Apalagi saat ini hubungan Jokowi dengan Partai Demokrasi Indonesia Perjuangan (PDI-P) retak akibat manuver politik presiden menjelang Pemilu dan Pilpres. PDI-P menjadi salah satu pengusung capres-cawapres nomor urut 3 Ganjar Pranowo-Mahfud MD.
“Pertemuan Presiden Joko Widodo dan Surya Paloh bisa dibaca sebagai sebuah strategi politik dari Presiden Joko Widodo untuk mencegah terjadinya konsolidasi antara kekuatan partai-partai koalisi pengusung pasangan calon 1 dan partai-partai koalisi pengusung pasangan calon 3, “ujar Bawono.
Menurut Bawono, dengan mengundang Surya Paloh makan malam diperkirakan Jokowi berharap hal-hal yang dibicarakan dalam pertemuan itu bisa disampaikan kepada pihak lain.
Apalagi beberapa waktu lalu berembus kabar Jokowi meminta supaya Gubernur Daerah Istimewa Yogyakarta Sri Sultan Hamengku Buwono X menjadi perantara untuk menggelar pertemuan dengan Ketua Umum PDI-P Megawati Soekarnoputri.
Bawono memprediksi, jika kubu pendukung Anies dan Ganjar bersatu dan memilih menjadi oposisi, maka pemerintahan mendatang bakal menemui ganjalan besar buat menjalankan program-programnya.
“Kalau konsolidasi terjadi di antara partai-partai pendukung pasangan koalisi 1 dan 3, maka tentu saja ke depan selama 5 tahun mendatang akan terjadi dominasi kekuatan di parlemen dari partai-partai di luar koalisi pasangan 2,” ujar Bawono.
“Hal itu tentu saja akan menjadi tantangan tersendiri bagi pemerintahan 5 tahun ke depan karena bukan tidak mungkin gangguan-gangguan dari parlemen akan sering terjadi,” sambung Bawono.
Sementara itu, peneliti lembaga survei Charta Politika Indonesia Ahmad Baihaqi mengutarakan pendapat berbeda.
Menurut dia pertemuan antara Jokowi dan Surya Paloh hanya membahas persoalan politik secara umum biasa dan kepentingan jangka pendek saja. Akan tetapi, kata Ahmad, tidak menutup kemungkinan keduanya juga membahas hasil pilpres 2024. Meski begitu, dia masih ragu keduanya berbincang soal hitung-hitungan siapa saja yang bakal masuk koalisi pendukung pemerintah di dalam pertemuan itu.

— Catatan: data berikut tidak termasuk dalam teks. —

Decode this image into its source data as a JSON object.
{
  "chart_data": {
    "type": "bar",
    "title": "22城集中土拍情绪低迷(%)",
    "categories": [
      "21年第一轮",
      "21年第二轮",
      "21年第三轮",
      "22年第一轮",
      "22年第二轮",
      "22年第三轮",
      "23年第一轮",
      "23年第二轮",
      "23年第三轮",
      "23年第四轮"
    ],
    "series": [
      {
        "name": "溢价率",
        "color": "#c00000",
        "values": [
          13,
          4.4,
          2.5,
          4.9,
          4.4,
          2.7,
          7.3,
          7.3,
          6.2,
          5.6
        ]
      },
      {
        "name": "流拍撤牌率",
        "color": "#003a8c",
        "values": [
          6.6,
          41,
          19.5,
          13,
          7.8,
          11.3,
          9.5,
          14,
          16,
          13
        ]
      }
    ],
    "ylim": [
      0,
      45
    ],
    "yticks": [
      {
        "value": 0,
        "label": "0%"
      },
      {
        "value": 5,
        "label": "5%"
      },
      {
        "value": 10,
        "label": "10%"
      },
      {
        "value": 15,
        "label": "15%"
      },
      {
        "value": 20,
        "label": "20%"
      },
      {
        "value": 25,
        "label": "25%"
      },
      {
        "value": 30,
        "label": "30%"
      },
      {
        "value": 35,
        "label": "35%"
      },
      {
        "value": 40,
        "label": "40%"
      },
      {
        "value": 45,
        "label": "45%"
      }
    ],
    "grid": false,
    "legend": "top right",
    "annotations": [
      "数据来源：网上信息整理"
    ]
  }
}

Ahmad meyakini Partai Nasdem dan Surya Paloh tak begitu saja berbalik arah meninggalkan Koalisi Perubahan dan merapat kepada kubu yang berpeluang memerintah selama 5 tahun mendatang.

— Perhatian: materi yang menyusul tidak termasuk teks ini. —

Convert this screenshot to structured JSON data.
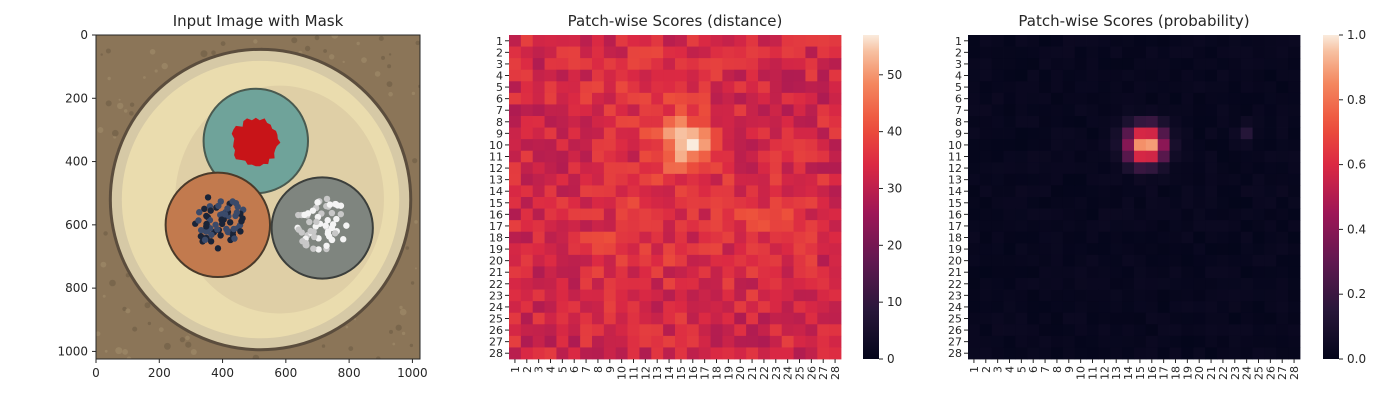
{
  "chart_data": [
    {
      "type": "image",
      "title": "Input Image with Mask",
      "xlim": [
        0,
        1024
      ],
      "ylim": [
        1024,
        0
      ],
      "xticks": [
        0,
        200,
        400,
        600,
        800,
        1000
      ],
      "yticks": [
        0,
        200,
        400,
        600,
        800,
        1000
      ],
      "tick_labels_x": [
        "0",
        "200",
        "400",
        "600",
        "800",
        "1000"
      ],
      "tick_labels_y": [
        "0",
        "200",
        "400",
        "600",
        "800",
        "1000"
      ],
      "objects": [
        {
          "label": "outer-ring",
          "cx": 520,
          "cy": 520,
          "r": 470,
          "color": "#d6c9a6"
        },
        {
          "label": "cable-green",
          "cx": 505,
          "cy": 335,
          "r": 165,
          "color": "#6fa39a"
        },
        {
          "label": "mask",
          "cx": 505,
          "cy": 340,
          "r": 75,
          "color": "#c81418"
        },
        {
          "label": "cable-orange",
          "cx": 385,
          "cy": 600,
          "r": 165,
          "color": "#c27a4e"
        },
        {
          "label": "cable-gray",
          "cx": 715,
          "cy": 610,
          "r": 160,
          "color": "#7f857f"
        }
      ]
    },
    {
      "type": "heatmap",
      "title": "Patch-wise Scores (distance)",
      "rows": 28,
      "cols": 28,
      "x_tick_labels": [
        "1",
        "2",
        "3",
        "4",
        "5",
        "6",
        "7",
        "8",
        "9",
        "10",
        "11",
        "12",
        "13",
        "14",
        "15",
        "16",
        "17",
        "18",
        "19",
        "20",
        "21",
        "22",
        "23",
        "24",
        "25",
        "26",
        "27",
        "28"
      ],
      "y_tick_labels": [
        "1",
        "2",
        "3",
        "4",
        "5",
        "6",
        "7",
        "8",
        "9",
        "10",
        "11",
        "12",
        "13",
        "14",
        "15",
        "16",
        "17",
        "18",
        "19",
        "20",
        "21",
        "22",
        "23",
        "24",
        "25",
        "26",
        "27",
        "28"
      ],
      "vmin": 0,
      "vmax": 57,
      "colorbar_ticks": [
        0,
        10,
        20,
        30,
        40,
        50
      ],
      "colorbar_tick_labels": [
        "0",
        "10",
        "20",
        "30",
        "40",
        "50"
      ],
      "colormap": "rocket",
      "base_value": 33,
      "hotspots": [
        {
          "row": 10,
          "col": 15.5,
          "sigma": 1.6,
          "peak": 22
        },
        {
          "row": 18,
          "col": 11,
          "sigma": 3.0,
          "peak": 4
        },
        {
          "row": 17,
          "col": 22,
          "sigma": 3.0,
          "peak": 4
        },
        {
          "row": 6,
          "col": 12,
          "sigma": 4.0,
          "peak": 3
        }
      ]
    },
    {
      "type": "heatmap",
      "title": "Patch-wise Scores (probability)",
      "rows": 28,
      "cols": 28,
      "x_tick_labels": [
        "1",
        "2",
        "3",
        "4",
        "5",
        "6",
        "7",
        "8",
        "9",
        "10",
        "11",
        "12",
        "13",
        "14",
        "15",
        "16",
        "17",
        "18",
        "19",
        "20",
        "21",
        "22",
        "23",
        "24",
        "25",
        "26",
        "27",
        "28"
      ],
      "y_tick_labels": [
        "1",
        "2",
        "3",
        "4",
        "5",
        "6",
        "7",
        "8",
        "9",
        "10",
        "11",
        "12",
        "13",
        "14",
        "15",
        "16",
        "17",
        "18",
        "19",
        "20",
        "21",
        "22",
        "23",
        "24",
        "25",
        "26",
        "27",
        "28"
      ],
      "vmin": 0,
      "vmax": 1,
      "colorbar_ticks": [
        0,
        0.2,
        0.4,
        0.6,
        0.8,
        1.0
      ],
      "colorbar_tick_labels": [
        "0.0",
        "0.2",
        "0.4",
        "0.6",
        "0.8",
        "1.0"
      ],
      "colormap": "rocket",
      "base_value": 0.02,
      "hotspots": [
        {
          "row": 10,
          "col": 15.5,
          "sigma": 1.1,
          "peak": 0.95
        },
        {
          "row": 9,
          "col": 24,
          "sigma": 0.5,
          "peak": 0.12
        }
      ]
    }
  ]
}
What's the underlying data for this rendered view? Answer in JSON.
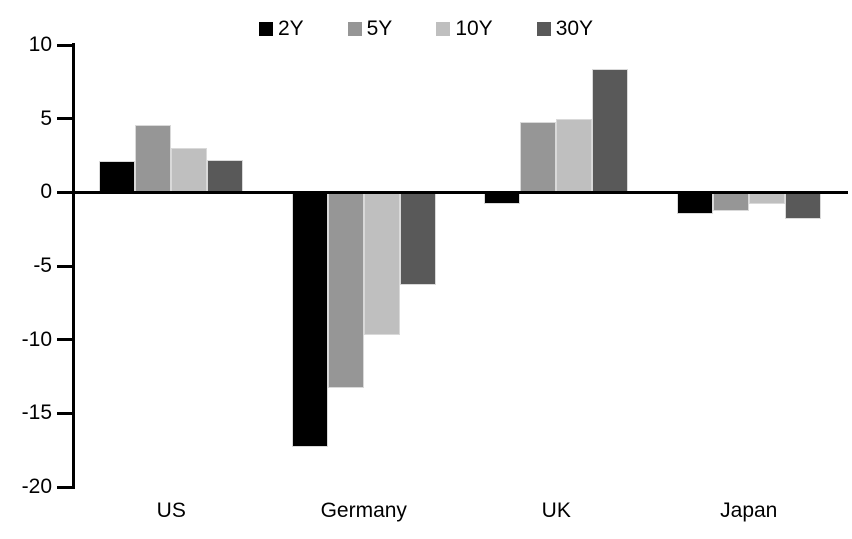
{
  "chart_data": {
    "type": "bar",
    "title": "",
    "categories": [
      "US",
      "Germany",
      "UK",
      "Japan"
    ],
    "series": [
      {
        "name": "2Y",
        "color": "#000000",
        "values": [
          2.1,
          -17.3,
          -0.8,
          -1.5
        ]
      },
      {
        "name": "5Y",
        "color": "#969696",
        "values": [
          4.6,
          -13.3,
          4.8,
          -1.3
        ]
      },
      {
        "name": "10Y",
        "color": "#bfbfbf",
        "values": [
          3.0,
          -9.7,
          5.0,
          -0.8
        ]
      },
      {
        "name": "30Y",
        "color": "#595959",
        "values": [
          2.2,
          -6.3,
          8.4,
          -1.8
        ]
      }
    ],
    "ylim": [
      -20,
      10
    ],
    "yticks": [
      10,
      5,
      0,
      -5,
      -10,
      -15,
      -20
    ],
    "xlabel": "",
    "ylabel": "",
    "legend_position": "top-center",
    "grid": false,
    "background_color": "#ffffff",
    "axis_color": "#000000",
    "bar_border_color": "#d9d9d9"
  }
}
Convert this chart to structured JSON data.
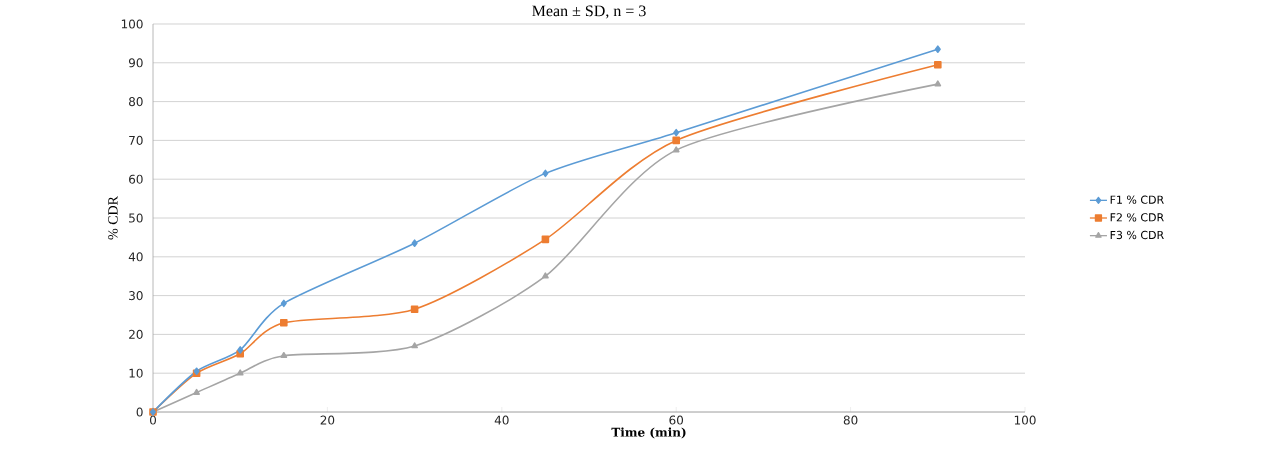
{
  "chart_data": {
    "type": "line",
    "title": "Mean ± SD, n = 3",
    "xlabel": "Time (min)",
    "ylabel": "% CDR",
    "x": [
      0,
      5,
      10,
      15,
      30,
      45,
      60,
      90
    ],
    "series": [
      {
        "name": "F1 % CDR",
        "color": "#5b9bd5",
        "marker": "diamond",
        "values": [
          0,
          10.5,
          16,
          28,
          43.5,
          61.5,
          72,
          93.5
        ]
      },
      {
        "name": "F2 % CDR",
        "color": "#ed7d31",
        "marker": "square",
        "values": [
          0,
          10,
          15,
          23,
          26.5,
          44.5,
          70,
          89.5
        ]
      },
      {
        "name": "F3 % CDR",
        "color": "#a5a5a5",
        "marker": "triangle",
        "values": [
          0,
          5,
          10,
          14.5,
          17,
          35,
          67.5,
          84.5
        ]
      }
    ],
    "xlim": [
      0,
      100
    ],
    "xticks": [
      0,
      20,
      40,
      60,
      80,
      100
    ],
    "ylim": [
      0,
      100
    ],
    "yticks": [
      0,
      10,
      20,
      30,
      40,
      50,
      60,
      70,
      80,
      90,
      100
    ],
    "grid": "y",
    "legend": "right",
    "line_style": "solid"
  }
}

“Terkait apakah mengajak Nasdem untuk masuk koalisi nantinya, menurut saya saat ini masih terlalu dini, apalagi KPU masiuh melakukan proses perhitungan suara,” ucap Ahmad.
“Seandainya itu terjadi saya rasa Nasdem masih menjaga etika kepada partai koalisi pengusung Anies-Muhaimin,” sambung Ahmad.

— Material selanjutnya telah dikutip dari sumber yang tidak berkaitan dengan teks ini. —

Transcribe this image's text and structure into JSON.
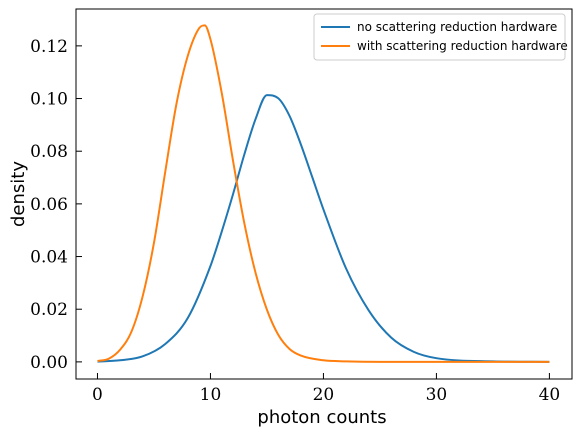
{
  "chart_data": {
    "type": "line",
    "xlabel": "photon counts",
    "ylabel": "density",
    "xlim": [
      -1.9,
      42
    ],
    "ylim": [
      -0.0065,
      0.134
    ],
    "xticks": [
      0,
      10,
      20,
      30,
      40
    ],
    "xtick_labels": [
      "0",
      "10",
      "20",
      "30",
      "40"
    ],
    "yticks": [
      0.0,
      0.02,
      0.04,
      0.06,
      0.08,
      0.1,
      0.12
    ],
    "ytick_labels": [
      "0.00",
      "0.02",
      "0.04",
      "0.06",
      "0.08",
      "0.10",
      "0.12"
    ],
    "grid": false,
    "legend_position": "top-right",
    "series": [
      {
        "name": "no scattering reduction hardware",
        "color": "#1f77b4",
        "x": [
          0,
          2,
          4,
          6,
          8,
          10,
          11,
          12,
          13,
          14,
          15,
          16,
          17,
          18,
          19,
          20,
          22,
          24,
          26,
          28,
          30,
          35,
          40
        ],
        "y": [
          0.0001,
          0.0006,
          0.0021,
          0.0068,
          0.0167,
          0.0364,
          0.0495,
          0.0637,
          0.0788,
          0.0923,
          0.1013,
          0.1001,
          0.0934,
          0.0826,
          0.0703,
          0.0579,
          0.0355,
          0.0196,
          0.0092,
          0.0038,
          0.0014,
          0.0002,
          0.0
        ]
      },
      {
        "name": "with scattering reduction hardware",
        "color": "#ff7f0e",
        "x": [
          0,
          1,
          2,
          3,
          4,
          5,
          6,
          7,
          8,
          9,
          9.5,
          10,
          11,
          12,
          13,
          14,
          15,
          16,
          17,
          18,
          20,
          22,
          25,
          30,
          40
        ],
        "y": [
          0.0003,
          0.0012,
          0.0046,
          0.0114,
          0.0249,
          0.0452,
          0.0722,
          0.0982,
          0.1163,
          0.1267,
          0.1278,
          0.1225,
          0.1021,
          0.0763,
          0.0526,
          0.0337,
          0.0198,
          0.0103,
          0.0049,
          0.0024,
          0.0006,
          0.0002,
          0.0,
          0.0,
          0.0
        ]
      }
    ]
  }
}
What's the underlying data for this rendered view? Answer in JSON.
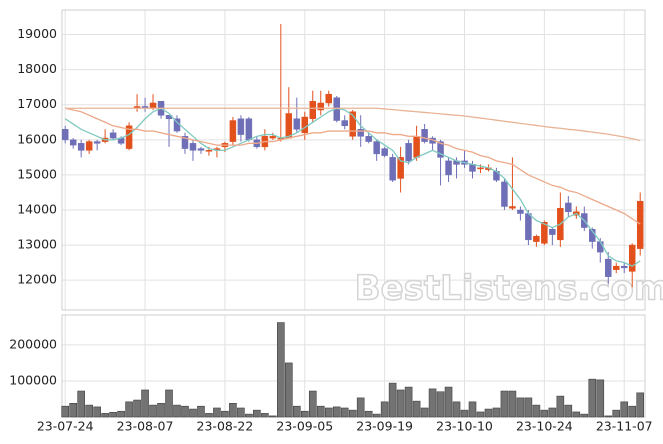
{
  "chart_data": [
    {
      "type": "candlestick",
      "watermark": "BestListens.com",
      "open": [
        16300,
        16000,
        15900,
        15700,
        15950,
        15950,
        16200,
        16050,
        15750,
        16900,
        16950,
        16900,
        17100,
        16700,
        16600,
        16100,
        15900,
        15750,
        15700,
        15700,
        15800,
        15950,
        16600,
        16600,
        16000,
        15800,
        16050,
        16050,
        16050,
        16600,
        16200,
        16600,
        16850,
        17050,
        17200,
        16550,
        16100,
        16300,
        16100,
        15950,
        15750,
        15500,
        14900,
        15900,
        15500,
        16300,
        16050,
        15950,
        15400,
        15400,
        15400,
        15300,
        15200,
        15150,
        15100,
        14800,
        14050,
        14000,
        13900,
        13100,
        13050,
        13450,
        13150,
        14200,
        13850,
        13900,
        13450,
        13100,
        12600,
        12300,
        12400,
        12250,
        12900
      ],
      "high": [
        16400,
        16050,
        16000,
        16000,
        16000,
        16300,
        16300,
        16100,
        16500,
        17300,
        17200,
        17300,
        17100,
        16700,
        16700,
        16200,
        16000,
        15800,
        15800,
        15800,
        15950,
        16650,
        16700,
        16650,
        16100,
        16300,
        16200,
        19300,
        17500,
        17200,
        16800,
        17400,
        17400,
        17400,
        17250,
        16700,
        16850,
        16700,
        16200,
        16000,
        15800,
        15600,
        15800,
        16000,
        16400,
        16450,
        16100,
        16000,
        15500,
        15500,
        15700,
        15400,
        15300,
        15300,
        15200,
        14900,
        15500,
        14100,
        14000,
        13300,
        13700,
        13500,
        14500,
        14400,
        14100,
        14100,
        13500,
        13200,
        12800,
        12500,
        12500,
        13050,
        14500
      ],
      "low": [
        15900,
        15750,
        15500,
        15600,
        15700,
        15900,
        16000,
        15850,
        15700,
        16800,
        16800,
        16850,
        16600,
        15800,
        16200,
        15600,
        15400,
        15600,
        15550,
        15500,
        15650,
        15850,
        15950,
        15950,
        15750,
        15700,
        16000,
        15950,
        16050,
        16200,
        16000,
        16500,
        16700,
        16950,
        16500,
        16300,
        16000,
        15800,
        15900,
        15400,
        15500,
        14800,
        14500,
        15300,
        15400,
        15900,
        15700,
        14700,
        14800,
        14900,
        15200,
        14900,
        15050,
        15100,
        14800,
        14000,
        14000,
        13700,
        13000,
        12950,
        13000,
        13000,
        12950,
        13800,
        13750,
        13400,
        12900,
        12500,
        11900,
        12200,
        12200,
        11800,
        12700
      ],
      "close": [
        16000,
        15850,
        15700,
        15950,
        15900,
        16050,
        16050,
        15900,
        16400,
        16950,
        16900,
        17050,
        16700,
        16600,
        16250,
        15750,
        15700,
        15700,
        15700,
        15750,
        15900,
        16550,
        16150,
        16000,
        15800,
        16100,
        16100,
        16050,
        16750,
        16300,
        16650,
        17100,
        17050,
        17300,
        16550,
        16400,
        16800,
        16100,
        15950,
        15600,
        15550,
        14850,
        15500,
        15400,
        16100,
        15950,
        15900,
        15500,
        15000,
        15300,
        15300,
        15100,
        15200,
        15200,
        14850,
        14100,
        14100,
        13900,
        13150,
        13250,
        13650,
        13300,
        14050,
        13950,
        13950,
        13500,
        13100,
        12800,
        12100,
        12400,
        12350,
        13000,
        14250
      ],
      "up_color": "#e2501c",
      "down_color": "#6f6fb8",
      "moving_averages": [
        {
          "color": "#7fc9c0",
          "values": [
            16600,
            16450,
            16300,
            16200,
            16100,
            16000,
            16000,
            16050,
            16150,
            16350,
            16600,
            16800,
            16900,
            16750,
            16500,
            16300,
            16100,
            15900,
            15750,
            15700,
            15700,
            15800,
            15900,
            16000,
            16100,
            16150,
            16150,
            16050,
            16100,
            16200,
            16350,
            16500,
            16650,
            16800,
            16900,
            16850,
            16700,
            16400,
            16200,
            16000,
            15850,
            15700,
            15400,
            15350,
            15500,
            15600,
            15700,
            15600,
            15500,
            15400,
            15350,
            15300,
            15250,
            15200,
            15100,
            14900,
            14600,
            14300,
            13900,
            13700,
            13600,
            13500,
            13600,
            13800,
            13900,
            13700,
            13400,
            13100,
            12700,
            12550,
            12500,
            12400,
            12550
          ]
        },
        {
          "color": "#eda98a",
          "values": [
            16900,
            16850,
            16800,
            16700,
            16600,
            16500,
            16400,
            16350,
            16300,
            16300,
            16250,
            16250,
            16200,
            16150,
            16100,
            16050,
            16000,
            15950,
            15900,
            15850,
            15850,
            15850,
            15850,
            15900,
            15900,
            15950,
            15950,
            16000,
            16050,
            16100,
            16150,
            16200,
            16200,
            16250,
            16250,
            16250,
            16250,
            16250,
            16250,
            16200,
            16200,
            16150,
            16150,
            16100,
            16100,
            16050,
            16000,
            15900,
            15850,
            15750,
            15700,
            15650,
            15550,
            15500,
            15400,
            15350,
            15300,
            15150,
            15000,
            14900,
            14800,
            14700,
            14650,
            14550,
            14500,
            14400,
            14300,
            14200,
            14100,
            14000,
            13900,
            13750,
            13600
          ]
        },
        {
          "color": "#e8b395",
          "values": [
            16900,
            16900,
            16900,
            16900,
            16900,
            16900,
            16900,
            16900,
            16900,
            16900,
            16900,
            16900,
            16900,
            16900,
            16900,
            16900,
            16900,
            16900,
            16900,
            16900,
            16900,
            16900,
            16900,
            16900,
            16900,
            16900,
            16900,
            16900,
            16900,
            16900,
            16900,
            16900,
            16900,
            16900,
            16900,
            16900,
            16900,
            16900,
            16900,
            16900,
            16880,
            16860,
            16840,
            16820,
            16800,
            16780,
            16760,
            16740,
            16720,
            16700,
            16680,
            16650,
            16620,
            16590,
            16560,
            16530,
            16500,
            16470,
            16440,
            16410,
            16380,
            16350,
            16330,
            16300,
            16280,
            16250,
            16220,
            16190,
            16160,
            16120,
            16080,
            16030,
            15980
          ]
        }
      ],
      "ylim": [
        11150,
        19700
      ],
      "yticks": [
        12000,
        13000,
        14000,
        15000,
        16000,
        17000,
        18000,
        19000
      ],
      "grid": true
    },
    {
      "type": "bar",
      "categories": [
        "23-07-24",
        null,
        null,
        null,
        null,
        null,
        null,
        null,
        null,
        null,
        "23-08-07",
        null,
        null,
        null,
        null,
        null,
        null,
        null,
        null,
        null,
        "23-08-22",
        null,
        null,
        null,
        null,
        null,
        null,
        null,
        null,
        null,
        "23-09-05",
        null,
        null,
        null,
        null,
        null,
        null,
        null,
        null,
        null,
        "23-09-19",
        null,
        null,
        null,
        null,
        null,
        null,
        null,
        null,
        null,
        "23-10-10",
        null,
        null,
        null,
        null,
        null,
        null,
        null,
        null,
        null,
        "23-10-24",
        null,
        null,
        null,
        null,
        null,
        null,
        null,
        null,
        null,
        "23-11-07",
        null,
        null
      ],
      "values": [
        30000,
        38000,
        72000,
        33000,
        28000,
        10000,
        13000,
        16000,
        42000,
        47000,
        75000,
        33000,
        38000,
        75000,
        33000,
        30000,
        22000,
        30000,
        10000,
        25000,
        16000,
        38000,
        25000,
        8000,
        19000,
        10000,
        3000,
        262000,
        150000,
        30000,
        16000,
        72000,
        30000,
        25000,
        28000,
        25000,
        19000,
        53000,
        16000,
        8000,
        42000,
        94000,
        75000,
        83000,
        44000,
        25000,
        78000,
        70000,
        83000,
        42000,
        19000,
        42000,
        14000,
        22000,
        25000,
        72000,
        72000,
        53000,
        53000,
        33000,
        19000,
        25000,
        58000,
        33000,
        14000,
        8000,
        105000,
        103000,
        3000,
        19000,
        42000,
        30000,
        67000
      ],
      "color": "#737373",
      "ylim": [
        0,
        283000
      ],
      "yticks": [
        100000,
        200000
      ],
      "grid": true
    }
  ]
}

Presiden Jokowi sebelumnya memaparkan perbincangan dia dengan Surya Paloh saat jamuan makan malam, dalam peresmian Rumah Sakit Pusat Pertahanan Negara (RS PPN) Panglima Besar Soedirman dan 20 Rumah Sakit TNI, di RSPPN, Jalan RC Veteran Raya, Bintaro, Jakarta Selatan.
“Itu sebetulnya, saya itu sebetulnya hanya jadi jembatan,” kata Jokowi. Jokowi menyatakan hanya ingin menjadi penghubung komunikasi dari berbagai hal.
“Yang penting nanti partai-partai (yang mengurus). Saya ingin menjadi jembatan untuk semuanya. Urusan politik itu urusan partai,” tutur Jokowi. Lebih lanjut Jokowi berujar, pertemuan itu adalah pertemuan politik biasa.
Mantan Wali Kota Solo ini menuturkan, pertemuan itu akan sangat bermanfaat bagi perpolitikan di Tanah Air. Ia pun tidak ambil pusing terkait pihak mana yang meminta pertemuan itu terlebih dahulu, baik pihak Istana maupun Partai Nasdem.
“Saya kira dua-duanya enggak perlu, lah, siapa yang undang. Enggak perlu. Yang paling penting memang ada pertemuan dan itu akan sangat bermanfaat bagi perpolitikan kita, bagi negara kita,” jelas Jokowi.